Они действительно потеряли друг друга: Софья Андреевна, возмущенная до глубины души, битых три часа искала девчонку, упорхнувшую с места как безответственный воробей,– будто она махала руками и выделывала разные фигуры с прискоками вовсе не для матери, а только для того, чтобы у нее наконец получилось взлететь. Софья Андреевна истоптала чугунными ногами целый микрорайон, где все, особенно магазин и базар, казалось ей ничтожным, не стоящим даже взгляда. Было особенно трудно искать во дворах, резко разделенных весенним солнцем на свет и тень. Тени домов выглядели как принадлежащие им помещения, вроде подвалов, с какой-то хозяйственной рухлядью по углам,– Софья Андреевна вступала туда опасливо, ногой невольно нашаривая ступеньку вниз, а когда глаза немного привыкали к холодному сумраку, мир снаружи, в сборчатом, без конца распускаемом блеске и подсиненной белизне сырого снега, с двумя-тремя веревками тяжелого, не в лад качаемого ветром белья, был удивительно отчетлив и далек. Наконец девчонка обнаружилась там, где Софья Андреевна проходила много раз: в деревянных обтаявших рядах убогого базарчика.
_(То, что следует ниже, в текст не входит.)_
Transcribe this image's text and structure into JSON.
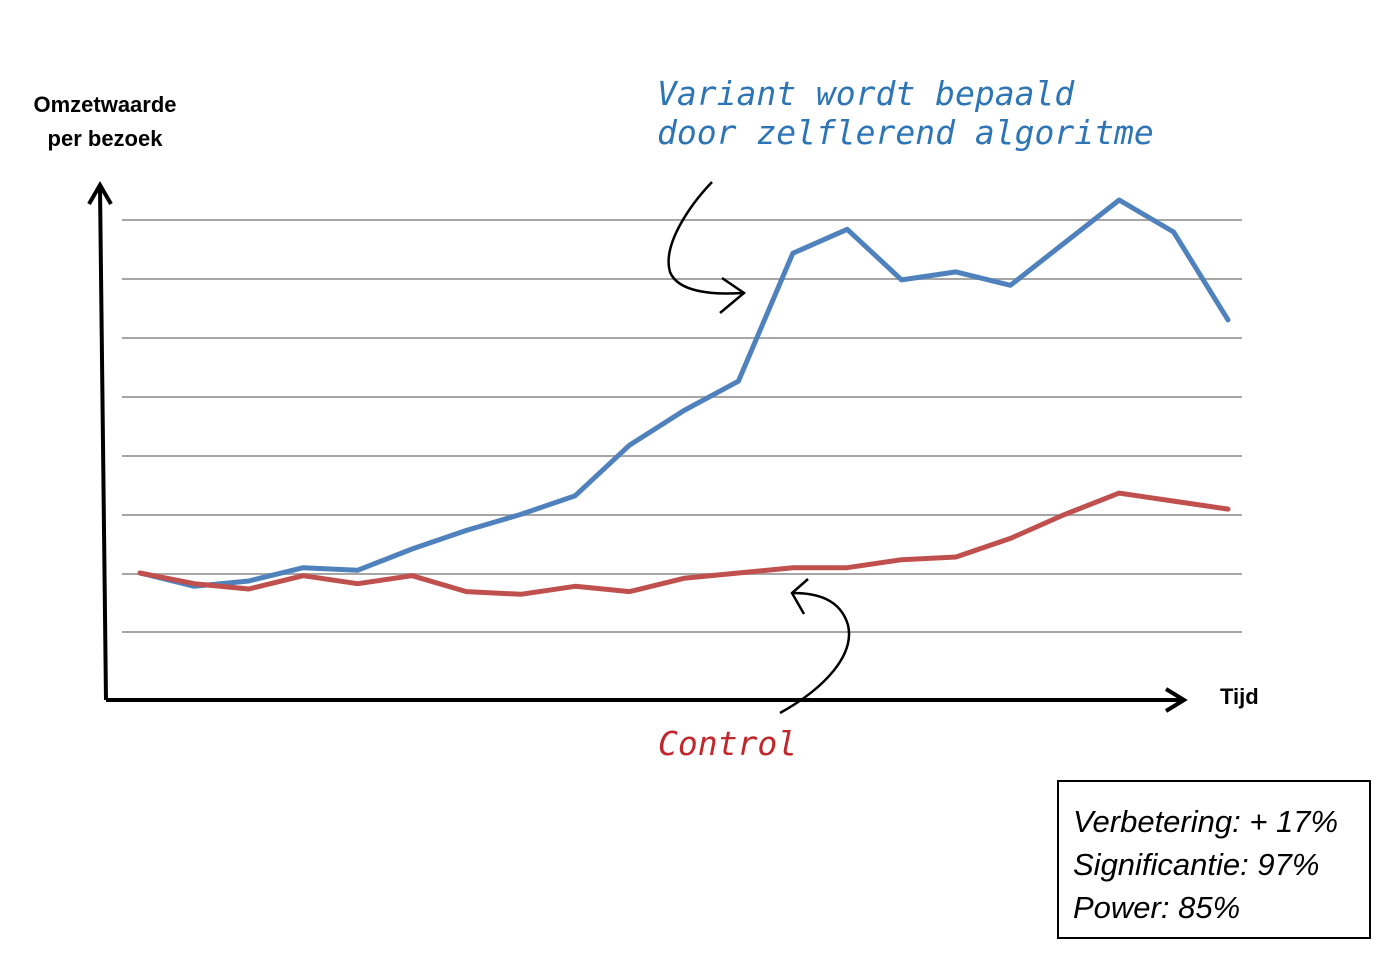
{
  "chart_data": {
    "type": "line",
    "xlabel": "Tijd",
    "ylabel_lines": [
      "Omzetwaarde",
      "per bezoek"
    ],
    "x": [
      1,
      2,
      3,
      4,
      5,
      6,
      7,
      8,
      9,
      10,
      11,
      12,
      13,
      14,
      15,
      16,
      17,
      18,
      19,
      20,
      21
    ],
    "ylim": [
      0,
      8
    ],
    "grid": true,
    "series": [
      {
        "color": "#4F81BD",
        "values": [
          1.0,
          0.75,
          0.85,
          1.1,
          1.05,
          1.45,
          1.8,
          2.1,
          2.45,
          3.4,
          4.05,
          4.6,
          7.0,
          7.45,
          6.5,
          6.65,
          6.4,
          7.2,
          8.0,
          7.4,
          5.75
        ]
      },
      {
        "color": "#C0504D",
        "values": [
          1.0,
          0.8,
          0.7,
          0.95,
          0.8,
          0.95,
          0.65,
          0.6,
          0.75,
          0.65,
          0.9,
          1.0,
          1.1,
          1.1,
          1.25,
          1.3,
          1.65,
          2.1,
          2.5,
          2.35,
          2.2
        ]
      }
    ],
    "annotations": {
      "variant_lines": [
        "Variant wordt bepaald",
        "door zelflerend algoritme"
      ],
      "control": "Control"
    }
  },
  "stats": {
    "improvement": "Verbetering: + 17%",
    "significance": "Significantie: 97%",
    "power": "Power: 85%"
  },
  "colors": {
    "variant_text": "#2E75B6",
    "control_text": "#C0282D",
    "grid": "#A6A6A6"
  }
}
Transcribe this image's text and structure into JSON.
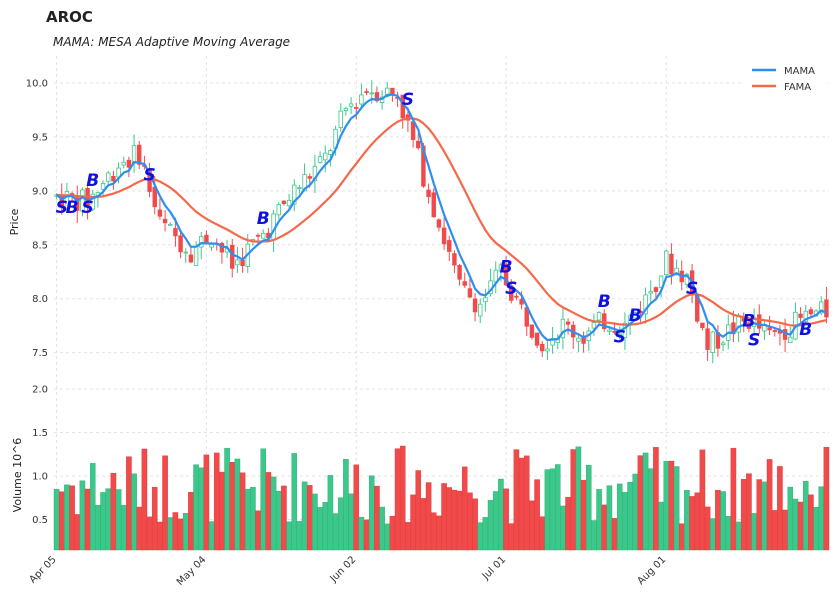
{
  "title": "AROC",
  "subtitle": "MAMA: MESA Adaptive Moving Average",
  "chart_data": {
    "type": "candlestick",
    "price_panel": {
      "ylabel": "Price",
      "ylim": [
        7.2,
        10.25
      ],
      "yticks": [
        7.5,
        8.0,
        8.5,
        9.0,
        9.5,
        10.0
      ],
      "ytick_labels": [
        "7.5",
        "8.0",
        "8.5",
        "9.0",
        "9.5",
        "10.0"
      ],
      "grid": true,
      "legend_position": "top-right",
      "series": [
        {
          "name": "MAMA",
          "color": "#2f8ff0",
          "x": [
            0,
            3,
            5,
            8,
            11,
            14,
            17,
            20,
            23,
            26,
            29,
            32,
            35,
            38,
            41,
            44,
            47,
            50,
            53,
            56,
            59,
            62,
            65,
            68,
            71,
            74,
            77,
            80,
            83,
            86,
            89,
            92,
            95,
            98,
            101,
            104,
            107,
            110,
            113,
            116,
            119,
            122,
            125,
            128,
            131,
            134,
            137,
            140,
            143,
            146,
            149,
            152,
            155,
            158,
            161,
            164,
            167,
            170,
            173,
            176,
            179,
            182,
            185,
            188,
            191,
            194,
            197,
            200,
            203,
            206,
            209,
            212,
            215,
            218,
            221,
            224,
            227,
            230,
            233,
            236,
            239,
            242,
            245,
            248,
            251,
            254,
            257,
            260,
            263,
            266,
            269,
            272,
            275,
            278,
            281,
            284,
            287,
            290,
            293,
            296,
            299,
            302,
            305,
            308,
            311,
            314,
            317,
            320,
            323,
            326,
            329,
            332,
            335,
            338,
            341,
            344,
            347,
            350,
            353,
            356,
            359,
            362,
            365,
            368,
            371,
            374,
            377,
            380,
            383,
            386,
            389,
            392,
            395,
            398,
            401,
            404,
            407,
            410,
            413,
            416,
            419,
            422,
            425,
            428,
            431,
            434,
            437,
            440,
            443,
            446,
            449,
            452,
            455,
            458,
            461,
            464,
            467,
            470,
            473,
            476,
            479,
            482,
            485,
            488,
            491,
            494,
            497,
            500,
            503,
            506,
            509,
            512,
            515,
            518,
            521,
            524,
            527,
            530,
            533,
            536,
            539,
            542,
            545,
            548
          ],
          "values": []
        },
        {
          "name": "FAMA",
          "color": "#f5694a",
          "values": []
        }
      ]
    },
    "x_tick_labels": [
      "Apr 05",
      "May 04",
      "Jun 02",
      "Jul 01",
      "Aug 01"
    ],
    "x_tick_days": [
      0,
      29,
      58,
      87,
      118
    ],
    "n_days": 150,
    "signals": [
      {
        "label": "S",
        "day": 1,
        "price": 8.85
      },
      {
        "label": "B",
        "day": 3,
        "price": 8.85
      },
      {
        "label": "B",
        "day": 7,
        "price": 9.1
      },
      {
        "label": "S",
        "day": 6,
        "price": 8.85
      },
      {
        "label": "S",
        "day": 18,
        "price": 9.15
      },
      {
        "label": "B",
        "day": 40,
        "price": 8.75
      },
      {
        "label": "S",
        "day": 68,
        "price": 9.85
      },
      {
        "label": "B",
        "day": 87,
        "price": 8.3
      },
      {
        "label": "S",
        "day": 88,
        "price": 8.1
      },
      {
        "label": "B",
        "day": 106,
        "price": 7.98
      },
      {
        "label": "S",
        "day": 109,
        "price": 7.65
      },
      {
        "label": "B",
        "day": 112,
        "price": 7.85
      },
      {
        "label": "S",
        "day": 123,
        "price": 8.1
      },
      {
        "label": "B",
        "day": 134,
        "price": 7.8
      },
      {
        "label": "S",
        "day": 135,
        "price": 7.62
      },
      {
        "label": "B",
        "day": 145,
        "price": 7.72
      }
    ],
    "volume_panel": {
      "ylabel": "Volume",
      "ylabel_exponent": "10^6",
      "ylim": [
        0.15,
        2.0
      ],
      "yticks": [
        0.5,
        1.0,
        1.5,
        2.0
      ],
      "ytick_labels": [
        "0.5",
        "1.0",
        "1.5",
        "2.0"
      ]
    },
    "colors": {
      "up": "#3cc88a",
      "down": "#f24a4a",
      "grid": "#e3e3e3"
    }
  }
}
Она невнимательно трогала разложенные перед мягонькой бабусей грубовязаные воротнички, приподымая узловатое кружевце и словно удивляясь, что оно отделяется от газеты; бабуся, подрагивая головой, слепенько поправляла на листе свои нитяные каракули, а девчонка другой рукой рассеянно мяла ее же мешочек луку, где со щелканьем лопалась сухая кожура. Мальчишки-оборванцы, давеча палившие на помойке вонючий костер и показавшие Софье Андреевне, куда побежала девчонка, тоже вертелись здесь и матерились маленькими ртами, черными от семечковой шелухи; тот, мордатый, у которого Софья Андреевна спрашивала последним, глумливо ей ухмыльнулся и, как-то по-воровски притеревшись к зазевавшейся девчонке, рванул наверх подол ее пальто. Там не мелькнуло ничего, кроме упавших складок перемятой юбки,– но девчонка, запоздало присев, одернулась без звука и таким движением, что Софья Андреевна сразу поняла, сколько раз в ее отсутствие происходило это безобразие.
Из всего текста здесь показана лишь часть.